Читаем От Достоевского до Бердяева. Размышления о судьбах России полностью

А Бердяеву и доказать нельзя. Что он здесь напутал, кого упрекает? По-видимому, в последних строках он подразумевает «непротивленцев – толстовцев», которых ведь так мало в общем и все они в общем так бесталанны, что и говорить о них не стоит. Что же «преодолевать» явное бессилие? Оно само падает, – ранее всякой борьбы. Но Бердяев не ясен и не называет имен; по употреблению слова «упадочники» и по противоположению «Христа» и «Антихриста» можно здесь разуметь и декадентов, с их корифеем Мережковским. Тоже «сила», еще слабее толстовцев. Нет: Бердяев как-то обобщенно говорит о «заразе, охватившей мир», – «пассивно подчиниться последствиям греха» – говорит об этом, как о «последствии христианства», – говорит о почве «церковной традиции». В таком случае, это совершенно не верно, неправильно.

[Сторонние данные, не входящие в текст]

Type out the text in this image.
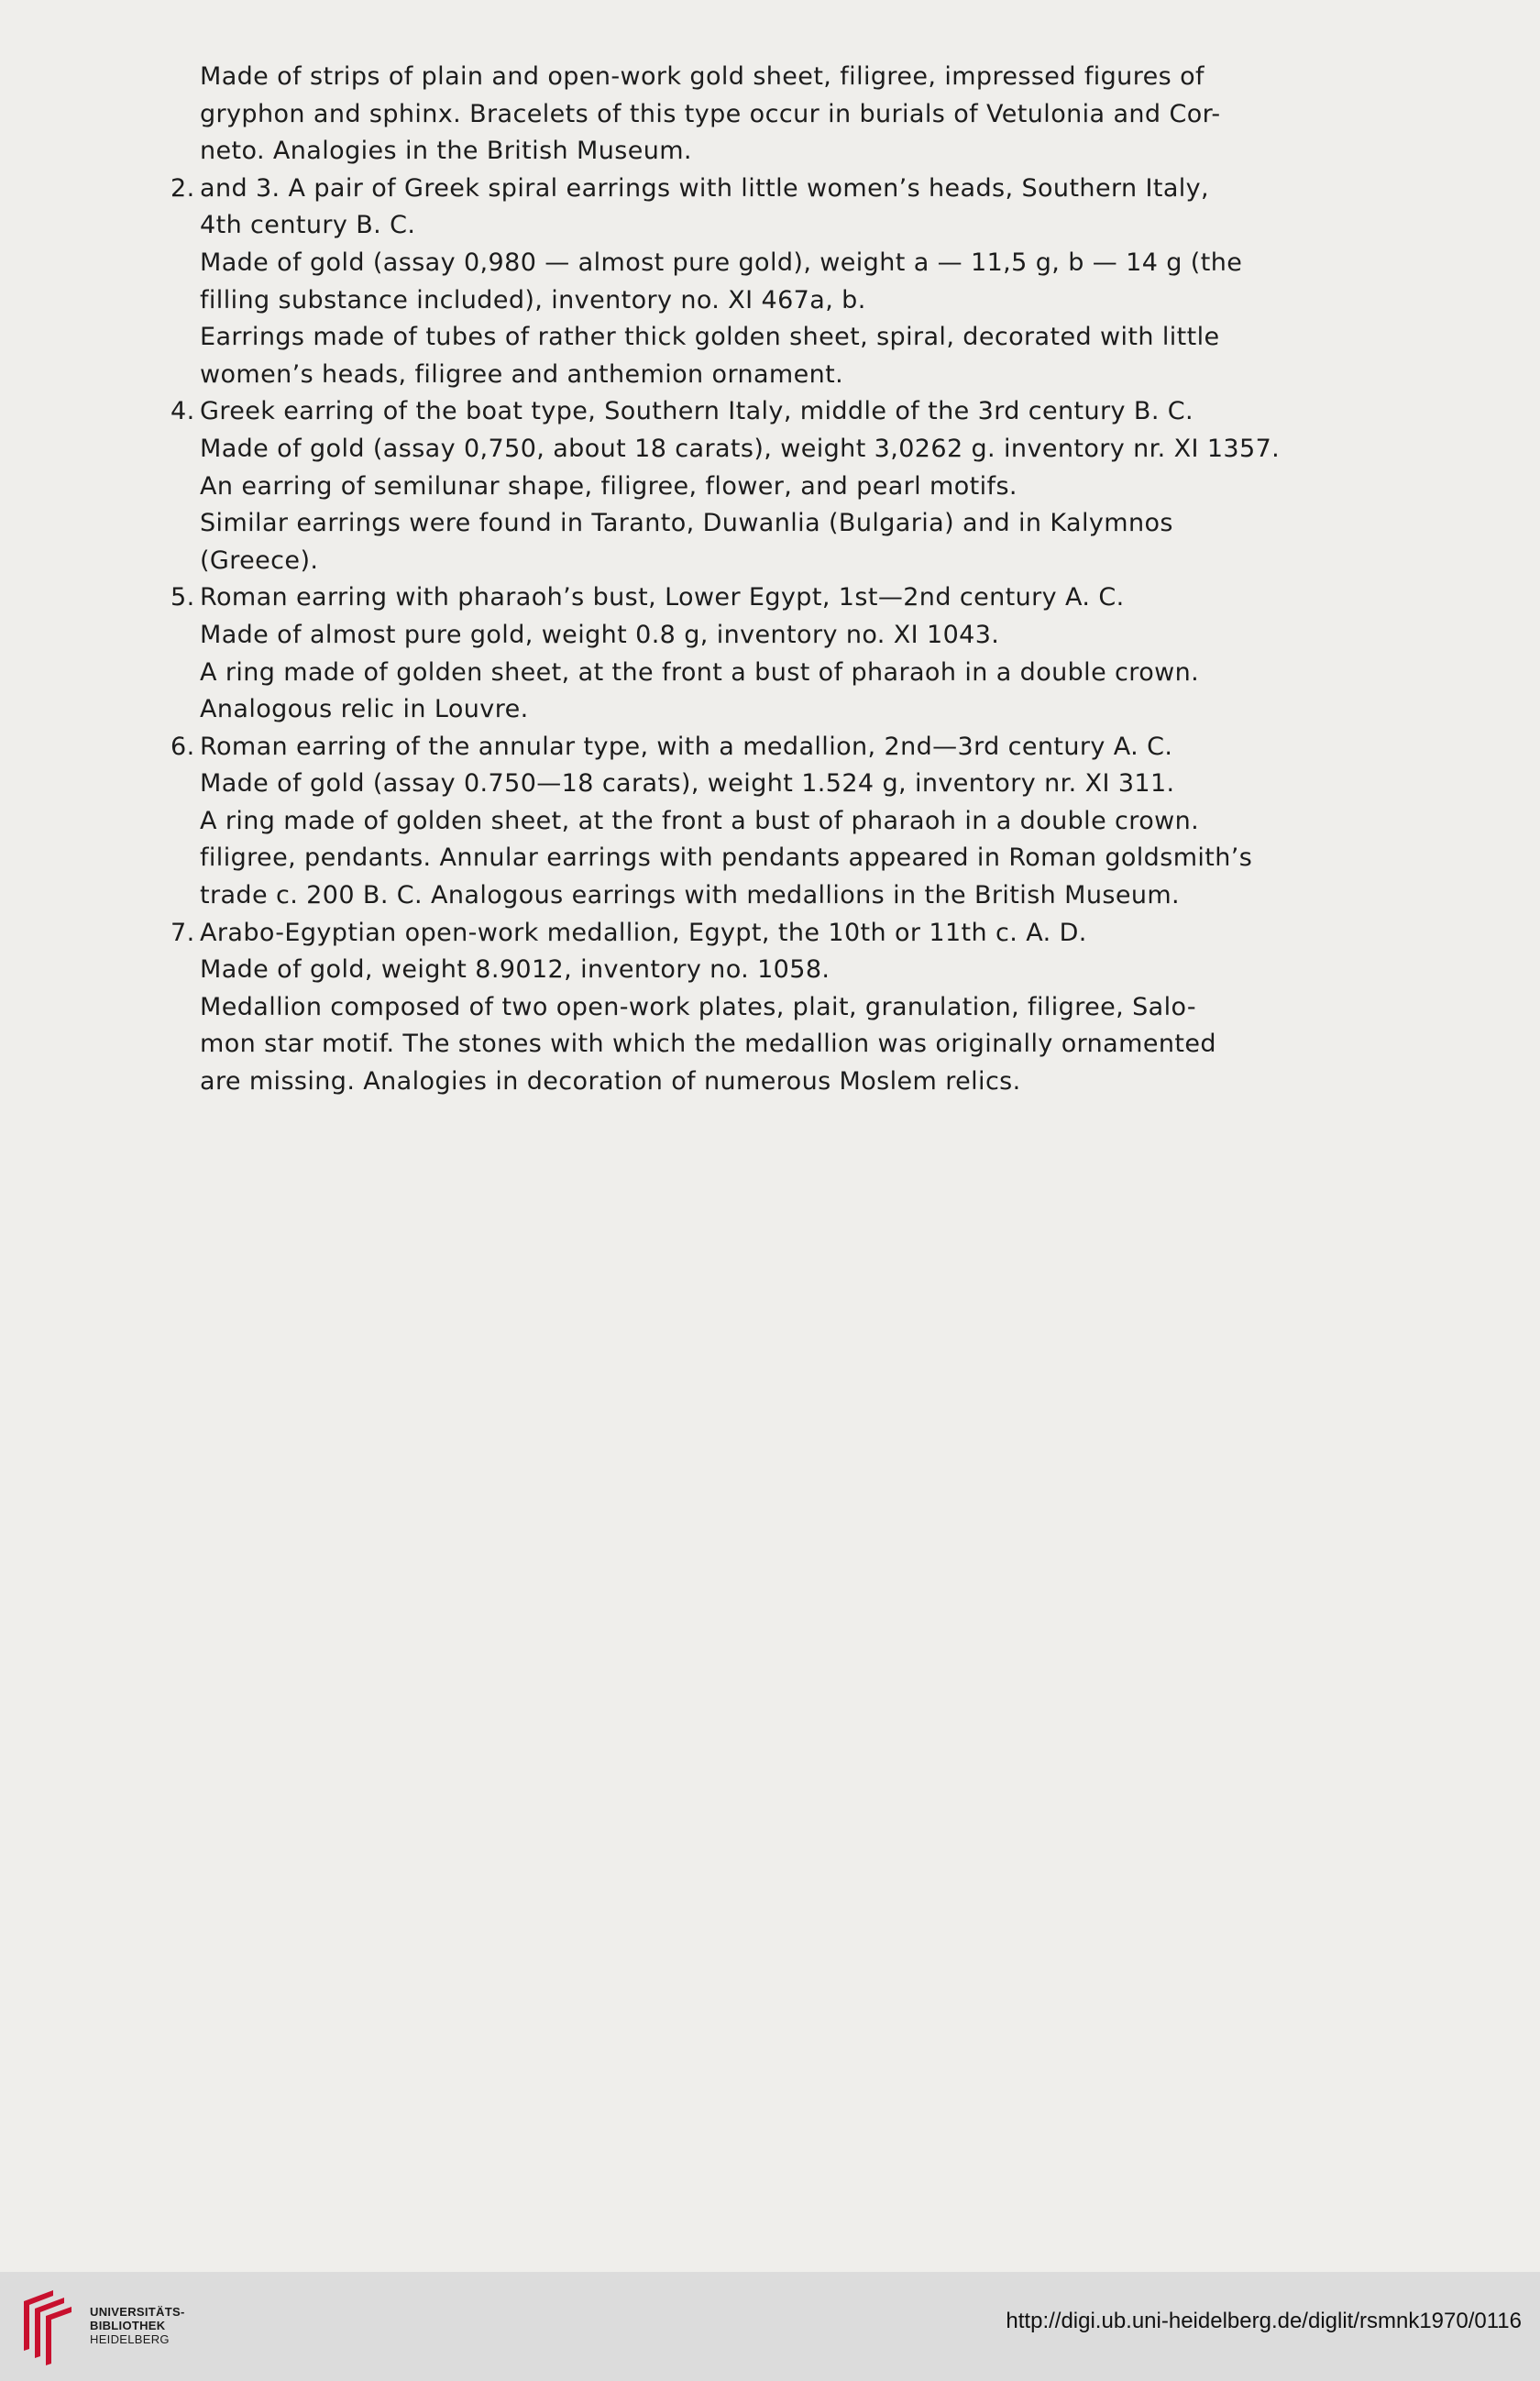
Made of strips of plain and open-work gold sheet, filigree, impressed figures of
gryphon and sphinx. Bracelets of this type occur in burials of Vetulonia and Cor-
neto. Analogies in the British Museum.
2. and 3. A pair of Greek spiral earrings with little women’s heads, Southern Italy,
4th century B. C.
Made of gold (assay 0,980 — almost pure gold), weight a — 11,5 g, b — 14 g (the
filling substance included), inventory no. XI 467a, b.
Earrings made of tubes of rather thick golden sheet, spiral, decorated with little
women’s heads, filigree and anthemion ornament.
4. Greek earring of the boat type, Southern Italy, middle of the 3rd century B. C.
Made of gold (assay 0,750, about 18 carats), weight 3,0262 g. inventory nr. XI 1357.
An earring of semilunar shape, filigree, flower, and pearl motifs.
Similar earrings were found in Taranto, Duwanlia (Bulgaria) and in Kalymnos
(Greece).
5. Roman earring with pharaoh’s bust, Lower Egypt, 1st—2nd century A. C.
Made of almost pure gold, weight 0.8 g, inventory no. XI 1043.
A ring made of golden sheet, at the front a bust of pharaoh in a double crown.
Analogous relic in Louvre.
6. Roman earring of the annular type, with a medallion, 2nd—3rd century A. C.
Made of gold (assay 0.750—18 carats), weight 1.524 g, inventory nr. XI 311.
A ring made of golden sheet, at the front a bust of pharaoh in a double crown.
filigree, pendants. Annular earrings with pendants appeared in Roman goldsmith’s
trade c. 200 B. C. Analogous earrings with medallions in the British Museum.
7. Arabo-Egyptian open-work medallion, Egypt, the 10th or 11th c. A. D.
Made of gold, weight 8.9012, inventory no. 1058.
Medallion composed of two open-work plates, plait, granulation, filigree, Salo-
mon star motif. The stones with which the medallion was originally ornamented
are missing. Analogies in decoration of numerous Moslem relics.
UNIVERSITÄTS-
BIBLIOTHEK
HEIDELBERG
http://digi.ub.uni-heidelberg.de/diglit/rsmnk1970/0116
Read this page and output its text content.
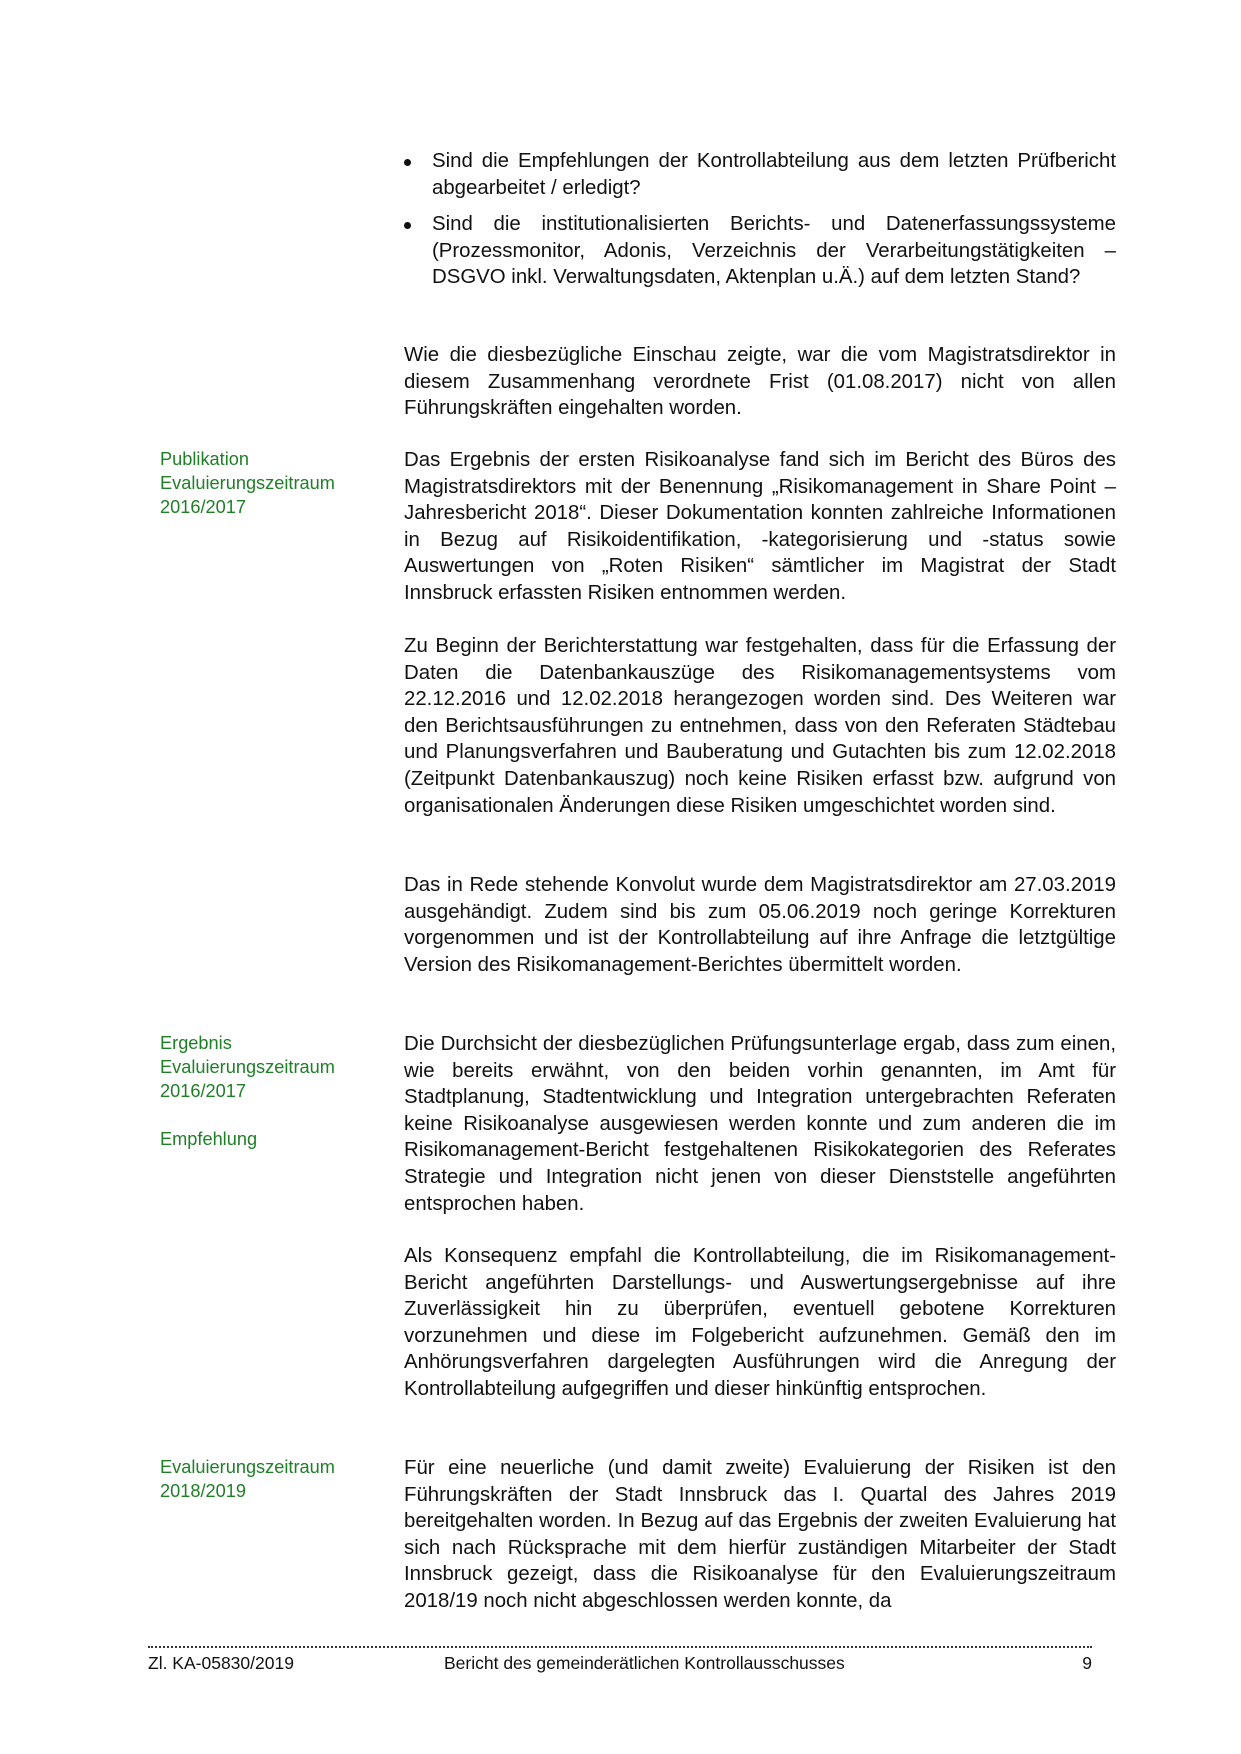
Sind die Empfehlungen der Kontrollabteilung aus dem letzten Prüfbericht abgearbeitet / erledigt?
Sind die institutionalisierten Berichts- und Datenerfassungssysteme (Prozessmonitor, Adonis, Verzeichnis der Verarbeitungstätigkeiten – DSGVO inkl. Verwaltungsdaten, Aktenplan u.Ä.) auf dem letzten Stand?

Wie die diesbezügliche Einschau zeigte, war die vom Magistratsdirektor in diesem Zusammenhang verordnete Frist (01.08.2017) nicht von allen Führungskräften eingehalten worden.

Publikation
Evaluierungszeitraum
2016/2017

Das Ergebnis der ersten Risikoanalyse fand sich im Bericht des Büros des Magistratsdirektors mit der Benennung „Risikomanagement in Share Point – Jahresbericht 2018“. Dieser Dokumentation konnten zahlreiche Informationen in Bezug auf Risikoidentifikation, -kategorisierung und -status sowie Auswertungen von „Roten Risiken“ sämtlicher im Magistrat der Stadt Innsbruck erfassten Risiken entnommen werden.

Zu Beginn der Berichterstattung war festgehalten, dass für die Erfassung der Daten die Datenbankauszüge des Risikomanagementsystems vom 22.12.2016 und 12.02.2018 herangezogen worden sind. Des Weiteren war den Berichtsausführungen zu entnehmen, dass von den Referaten Städtebau und Planungsverfahren und Bauberatung und Gutachten bis zum 12.02.2018 (Zeitpunkt Datenbankauszug) noch keine Risiken erfasst bzw. aufgrund von organisationalen Änderungen diese Risiken umgeschichtet worden sind.

Das in Rede stehende Konvolut wurde dem Magistratsdirektor am 27.03.2019 ausgehändigt. Zudem sind bis zum 05.06.2019 noch geringe Korrekturen vorgenommen und ist der Kontrollabteilung auf ihre Anfrage die letztgültige Version des Risikomanagement-Berichtes übermittelt worden.

Ergebnis
Evaluierungszeitraum
2016/2017
Empfehlung

Die Durchsicht der diesbezüglichen Prüfungsunterlage ergab, dass zum einen, wie bereits erwähnt, von den beiden vorhin genannten, im Amt für Stadtplanung, Stadtentwicklung und Integration untergebrachten Referaten keine Risikoanalyse ausgewiesen werden konnte und zum anderen die im Risikomanagement-Bericht festgehaltenen Risikokategorien des Referates Strategie und Integration nicht jenen von dieser Dienststelle angeführten entsprochen haben.

Als Konsequenz empfahl die Kontrollabteilung, die im Risikomanagement-Bericht angeführten Darstellungs- und Auswertungsergebnisse auf ihre Zuverlässigkeit hin zu überprüfen, eventuell gebotene Korrekturen vorzunehmen und diese im Folgebericht aufzunehmen. Gemäß den im Anhörungsverfahren dargelegten Ausführungen wird die Anregung der Kontrollabteilung aufgegriffen und dieser hinkünftig entsprochen.

Evaluierungszeitraum
2018/2019

Für eine neuerliche (und damit zweite) Evaluierung der Risiken ist den Führungskräften der Stadt Innsbruck das I. Quartal des Jahres 2019 bereitgehalten worden. In Bezug auf das Ergebnis der zweiten Evaluierung hat sich nach Rücksprache mit dem hierfür zuständigen Mitarbeiter der Stadt Innsbruck gezeigt, dass die Risikoanalyse für den Evaluierungszeitraum 2018/19 noch nicht abgeschlossen werden konnte, da

Zl. KA-05830/2019	Bericht des gemeinderätlichen Kontrollausschusses	9
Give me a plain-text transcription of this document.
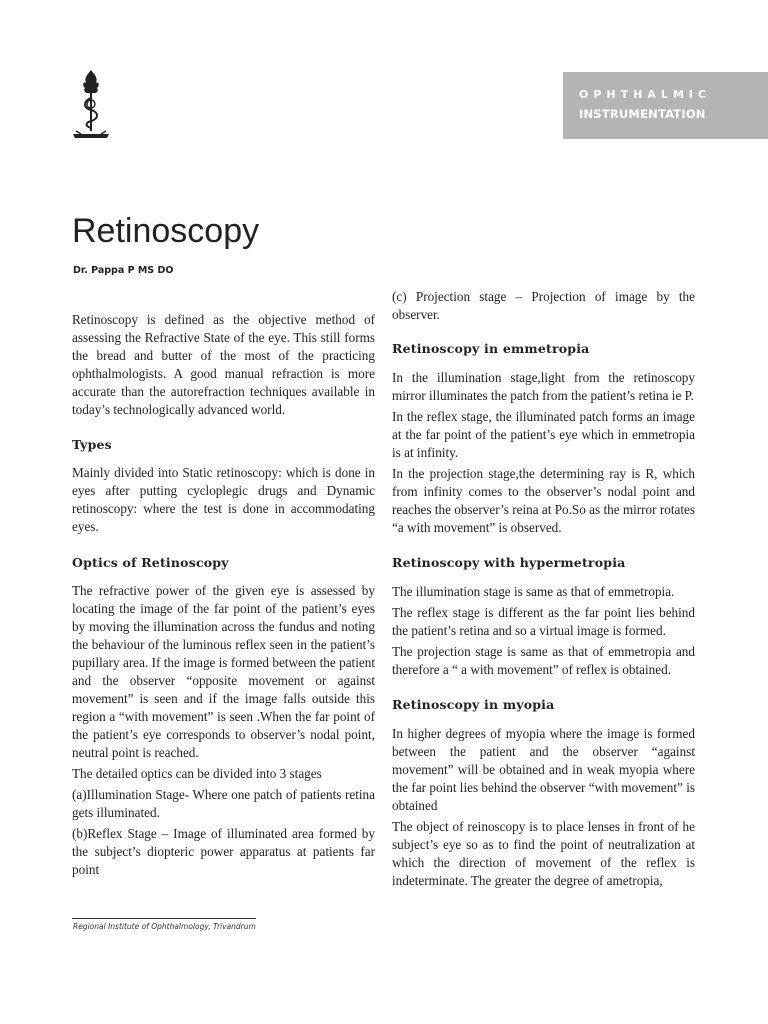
OPHTHALMIC
INSTRUMENTATION
Retinoscopy
Dr. Pappa P MS DO

Retinoscopy is defined as the objective method of assessing the Refractive State of the eye. This still forms the bread and butter of the most of the practicing ophthalmologists. A good manual refraction is more accurate than the autorefraction techniques available in today’s technologically advanced world.

Types

Mainly divided into Static retinoscopy: which is done in eyes after putting cycloplegic drugs and Dynamic retinoscopy: where the test is done in accommodating eyes.

Optics of Retinoscopy

The refractive power of the given eye is assessed by locating the image of the far point of the patient’s eyes by moving the illumination across the fundus and noting the behaviour of the luminous reflex seen in the patient’s pupillary area. If the image is formed between the patient and the observer “opposite movement or against movement” is seen and if the image falls outside this region a “with movement” is seen .When the far point of the patient’s eye corresponds to observer’s nodal point, neutral point is reached.

The detailed optics can be divided into 3 stages

(a)Illumination Stage- Where one patch of patients retina gets illuminated.

(b)Reflex Stage – Image of illuminated area formed by the subject’s diopteric power apparatus at patients far point

(c) Projection stage – Projection of image by the observer.

Retinoscopy in emmetropia

In the illumination stage,light from the retinoscopy mirror illuminates the patch from the patient’s retina ie P.

In the reflex stage, the illuminated patch forms an image at the far point of the patient’s eye which in emmetropia is at infinity.

In the projection stage,the determining ray is R, which from infinity comes to the observer’s nodal point and reaches the observer’s reina at Po.So as the mirror rotates “a with movement” is observed.

Retinoscopy with hypermetropia

The illumination stage is same as that of emmetropia.

The reflex stage is different as the far point lies behind the patient’s retina and so a virtual image is formed.

The projection stage is same as that of emmetropia and therefore a “ a with movement” of reflex is obtained.

Retinoscopy in myopia

In higher degrees of myopia where the image is formed between the patient and the observer “against movement” will be obtained and in weak myopia where the far point lies behind the observer “with movement” is obtained

The object of reinoscopy is to place lenses in front of he subject’s eye so as to find the point of neutralization at which the direction of movement of the reflex is indeterminate. The greater the degree of ametropia,

Regional Institute of Ophthalmology, Trivandrum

Решительно со времен древнейших и до нашего времени без какого-либо перерыва именно этой традиции, святые христианства и учителя Церкви звали всех людей к подвигу и подвижнической жизни, звали «выйти из мира», разобщиться с ним, даже до удаления в пустыню, в лес, на гору. Неужели можно поверить, что Бердяев никогда не слыхал о «горе Афонской», не слыхал стиха наших старообрядцев: «О, мать, великая пустыня, прими меня в себя», и даже самое наименование монастырей «пустынью» указывает на эту вековую и тысячелетнюю традицию. И неужели все это легче его странички «Введения»? Поистине, текла река в море: над нею прошел дождичек; и дождевые капли оттого, чао они падали «сверху», вдруг бы подумали: «вот теперь вода стала настоящей, мокрою и река дотечет до моря». Она решительно всегда текла в море и дотекла бы и дотечет до моря без всякого дождя, даже самого крупного. Просто это «не нужно», «лишне».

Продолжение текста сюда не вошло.